Читать книгу Мышка Йоле. Книга первая - Елена Слынько - Страница 8
ГЛАВА 7
ОглавлениеHeroismus beginnt da, wo die Vernunft streikt: bei der Geringschätzung des Lebens. Er hat mit Sinnlosigkeit, mit Rausch, mit Riskieren zu tun… Aber nur wenig mit Zweck.
(Erich Maria Remarque)
Героизм начинается там, где рассудок бастует: с пренебрежения к жизни. Героизм связан с безрассудством, опьянением, риском… Но с рассуждениями у него мало общего.
(Эрих Мария Ремарк)
Йоле открыв глаза, немного испугалась, увидев Эрика, сидящего рядом с её кроватью:
– Привет. Я долго спала?
– Почти десять часов. Лизка забегала, но я не разрешил тебя будить, потом поговорите, успеете посплетничать. С самым добрым утром, Мышка. Как же долго я хотел тебе это сказать.

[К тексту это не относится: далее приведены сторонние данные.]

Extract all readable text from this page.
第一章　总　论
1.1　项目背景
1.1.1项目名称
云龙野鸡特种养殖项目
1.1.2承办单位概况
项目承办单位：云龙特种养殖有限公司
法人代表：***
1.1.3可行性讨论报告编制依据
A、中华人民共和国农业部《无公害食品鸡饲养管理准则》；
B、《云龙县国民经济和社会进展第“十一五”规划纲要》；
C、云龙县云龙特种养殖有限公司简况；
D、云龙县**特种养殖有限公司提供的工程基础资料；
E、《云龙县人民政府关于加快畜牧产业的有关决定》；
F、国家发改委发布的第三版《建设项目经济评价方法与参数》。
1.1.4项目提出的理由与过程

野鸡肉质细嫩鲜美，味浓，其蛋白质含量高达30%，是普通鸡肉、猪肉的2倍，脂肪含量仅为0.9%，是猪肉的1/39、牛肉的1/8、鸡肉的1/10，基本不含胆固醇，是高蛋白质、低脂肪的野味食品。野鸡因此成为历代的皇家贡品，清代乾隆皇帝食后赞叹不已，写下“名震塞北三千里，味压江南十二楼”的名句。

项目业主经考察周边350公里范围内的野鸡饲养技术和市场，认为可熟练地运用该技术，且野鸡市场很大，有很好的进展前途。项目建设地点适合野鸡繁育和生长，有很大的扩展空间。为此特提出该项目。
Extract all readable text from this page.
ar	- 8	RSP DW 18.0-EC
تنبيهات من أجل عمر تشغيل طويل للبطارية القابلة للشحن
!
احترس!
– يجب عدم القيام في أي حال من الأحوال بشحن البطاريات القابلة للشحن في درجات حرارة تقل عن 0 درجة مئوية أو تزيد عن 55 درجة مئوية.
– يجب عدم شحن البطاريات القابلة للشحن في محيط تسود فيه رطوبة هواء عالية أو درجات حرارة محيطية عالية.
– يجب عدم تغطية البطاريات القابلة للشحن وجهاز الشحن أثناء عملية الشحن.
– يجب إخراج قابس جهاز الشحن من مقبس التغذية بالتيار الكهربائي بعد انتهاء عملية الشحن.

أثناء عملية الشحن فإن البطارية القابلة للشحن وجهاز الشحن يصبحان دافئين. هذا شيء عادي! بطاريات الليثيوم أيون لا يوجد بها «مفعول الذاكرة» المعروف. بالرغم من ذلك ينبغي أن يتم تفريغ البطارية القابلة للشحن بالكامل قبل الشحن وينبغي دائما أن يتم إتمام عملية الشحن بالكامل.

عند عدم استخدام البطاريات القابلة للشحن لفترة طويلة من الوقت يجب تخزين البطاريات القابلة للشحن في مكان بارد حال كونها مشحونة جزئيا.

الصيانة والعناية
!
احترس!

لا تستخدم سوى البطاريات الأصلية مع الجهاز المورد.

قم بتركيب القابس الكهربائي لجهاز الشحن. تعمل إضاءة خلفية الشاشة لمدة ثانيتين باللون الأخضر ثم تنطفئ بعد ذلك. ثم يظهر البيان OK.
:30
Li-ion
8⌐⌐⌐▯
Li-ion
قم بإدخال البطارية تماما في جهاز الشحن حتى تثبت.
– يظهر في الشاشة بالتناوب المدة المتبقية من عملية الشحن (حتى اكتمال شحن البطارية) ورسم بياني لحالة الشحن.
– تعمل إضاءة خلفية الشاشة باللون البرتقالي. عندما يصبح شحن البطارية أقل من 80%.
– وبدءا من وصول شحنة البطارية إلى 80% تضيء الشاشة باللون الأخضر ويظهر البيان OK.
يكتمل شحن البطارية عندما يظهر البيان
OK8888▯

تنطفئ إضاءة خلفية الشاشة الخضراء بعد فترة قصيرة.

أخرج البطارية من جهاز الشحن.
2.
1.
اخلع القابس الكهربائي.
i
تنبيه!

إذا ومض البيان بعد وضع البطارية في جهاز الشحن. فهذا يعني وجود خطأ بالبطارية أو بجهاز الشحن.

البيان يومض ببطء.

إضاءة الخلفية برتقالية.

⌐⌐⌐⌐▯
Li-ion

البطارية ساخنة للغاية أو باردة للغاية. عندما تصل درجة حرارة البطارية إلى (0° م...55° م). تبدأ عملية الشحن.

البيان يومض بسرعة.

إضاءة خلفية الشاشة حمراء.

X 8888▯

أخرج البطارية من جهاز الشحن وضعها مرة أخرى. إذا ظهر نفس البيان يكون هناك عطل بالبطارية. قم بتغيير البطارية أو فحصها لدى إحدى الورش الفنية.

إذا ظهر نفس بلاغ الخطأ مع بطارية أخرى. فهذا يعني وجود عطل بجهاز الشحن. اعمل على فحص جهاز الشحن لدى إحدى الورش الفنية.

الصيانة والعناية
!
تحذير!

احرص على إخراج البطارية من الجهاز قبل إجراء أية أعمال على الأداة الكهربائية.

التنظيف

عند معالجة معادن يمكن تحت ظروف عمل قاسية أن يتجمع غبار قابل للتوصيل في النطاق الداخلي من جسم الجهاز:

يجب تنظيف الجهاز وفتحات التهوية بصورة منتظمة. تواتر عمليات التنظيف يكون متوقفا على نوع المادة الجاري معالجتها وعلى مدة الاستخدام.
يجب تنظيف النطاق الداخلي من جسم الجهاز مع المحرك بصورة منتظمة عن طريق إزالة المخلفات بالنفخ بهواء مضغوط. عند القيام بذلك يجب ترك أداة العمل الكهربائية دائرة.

– А ты что, всё время тут дежурил? – Вельден улыбнулся и кивнул.
– Мне давно не было так хорошо и легко. Это настоящее счастье – смотреть, как ты спокойно спишь. Йолечка, я всё отдам за то, чтобы каждое утро, открыв глаза, видеть тебя рядом. – Эрик снова улыбнулся, взял её руку и прижал к губам. – Не заметил, как утро настало, всё думал и вспоминал. Вспоминал каждую минутку с нашего знакомства. Хочешь горячего чая с твоей любимой шоколадкой? Помню, ты любила пуэр с вяленой сакурой. Верно? А шоколад швейцарский, настоящий, позавчера привезли. Специально для тебя.
– Спасибо. А разве мне можно?
– Нужно. Нет ничего лучше, чем ароматный свежезаваренный чай с шоколадом по утрам и положительные эмоции. – Он придвинул манипуляционный столик и налил в чашку из термоса. – Сегодня получше себя чувствуешь? Голова не кружится?
– Нет.
Йоле приподнялась на локтях, пытаясь сесть. Слишком резко поднялась и так же быстро упала обратно на подушку. Продемонстрировала головокружение, которого нет, очень наглядно.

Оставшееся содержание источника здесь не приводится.